船酔いも嫌だし耳抜きもできない。免許を取りたいという気持ちもさほどないので、スキューバ・ダイビングは猛だけが参加すればよいだろうと思っていた菜津子であったが、ここ数日のケンカで、さすがに関係修復に向けた何かをしなければという気にもなっていた。


そして今、できることといえば、“ぜーーーったい行かない”と言っていたスキューバ・ダイビングのライセンスを一緒に取ることだと思えたのだ。

よく“思いつきで何でも口にする”と猛に叱られる菜津子は、この時もこの場の思いつきで、自分の考えを口走ってしまった。

そして、、、猛は意外にも喜んだのだ。


思い出深い、キンバリーツアーの写真。...25日目より


旅行代理店に着いた私達は、早速自分たちの問題を並べ、こんな私達でもコースを受けられるかを聞いてみた。すると幸運なことに、“グリーン島”という場所で実習を行うコースがあり、このコースではダイブの度に島に一度戻るので、船酔いの心配が少ないという事を聞いたのである。


料金は少し高めで、3日間コースで一人約300ドル(2002年当時、約22,000円)。

とりあえず一つ目の問題をクリアしこのコースに申し込んだ私達だが、もう一つの問題は、まだ解決していなかった。そう、“耳抜き”である。



ライセンス取得コースを受講するためには、健康診断書を提出する必要がある。早速その足で受けに行った健康診断で、菜津子は耳抜きができないことをドクターに伝えた。
彼女の耳をチェックしたドクターからは、“問題ない”とのお墨付き。つまり耳抜きができない理由は耳にあるわけではなかったのだ。


私達に最高の休日をくれた町“ポート。ヘッドランド”。21日目より


健康診断書を携えて旅行代理店に戻ると、猛は、スキューバ・ダイビングもできるグレートバリアリーフのクルーズを申し込むという。

実は猛は常々、グレートバリアリーフ、それもより美しい自然を保っているといわれている“アウターリーフ”に行きたいと願っていたのだ。しかし、乗り物酔いのひどい菜津子と一緒では、それも叶わないと諦めていた。

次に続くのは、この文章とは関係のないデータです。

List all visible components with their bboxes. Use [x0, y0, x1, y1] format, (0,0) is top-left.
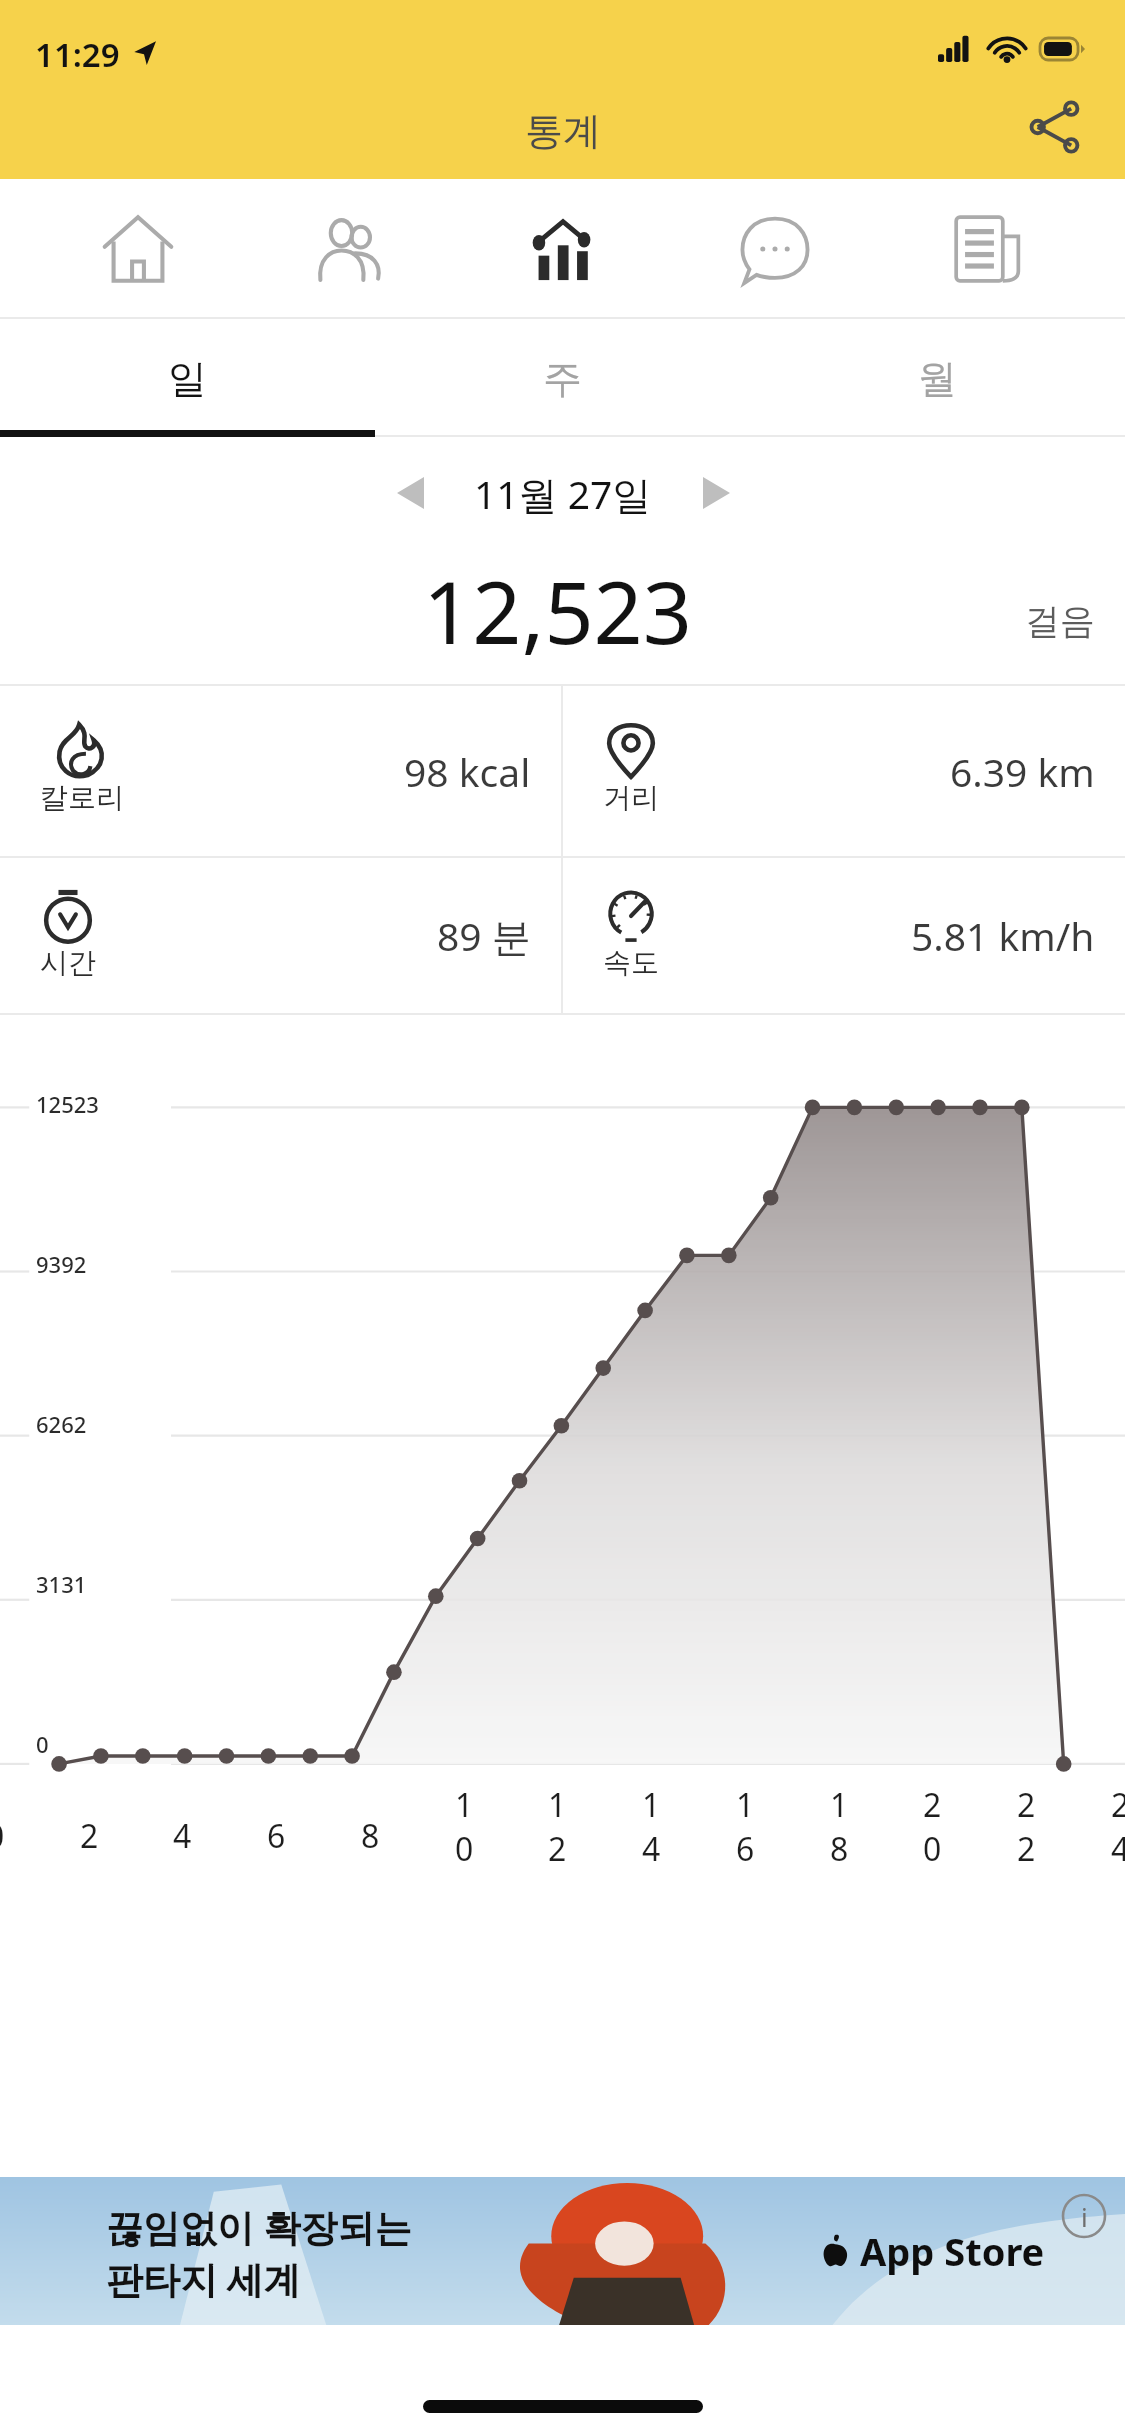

ところが事態は一転し、菜津子はスキューバ・ダイビングのライセンスを取るという。こうなると猛の夢も再び現実味を帯びてくる。幸い菜津子は、ダイビングに前向きになりつつある。ここで必要なのは、そう、例の“誘う言い方”だけなのだ。


長年彼の誘いにのり続けている菜津子は今回もあっさり、いつの間にかクルーズ申し込みを承諾していたのだった。


西オーストラリア、ブルームの日没時。23日目より


クルーズの日は9月4日。ライセンス取得コース修了の翌日であった。
つまり私達は、よりクルーズを楽しむために、必ずライセンスを取らなければいけなくなったのだ。

この日、正確には健康診断で“耳の機能に異常なし”の診断が下されて以来、猛は“耳抜きの鬼コーチ”と化した。基本姿勢は“気合が足りなーい!”と叱咤激励することだったが、その他にもあらゆる手を講じて、菜津子に耳抜きをマスターさせるべく、大奮闘を始めたのだった。


一つのことをこんなに集中して練習するのは、中学生の時に流行った“ペン回し”以来だと、鼻をつまんで“フンッ!”と空気を吐き出しながら、菜津子はテスト中に教室のあちこちで聞こえた、鉛筆が床に落ちる音、そしてその音がする方向へツカツと歩み寄っていく先生の姿を思い出していた。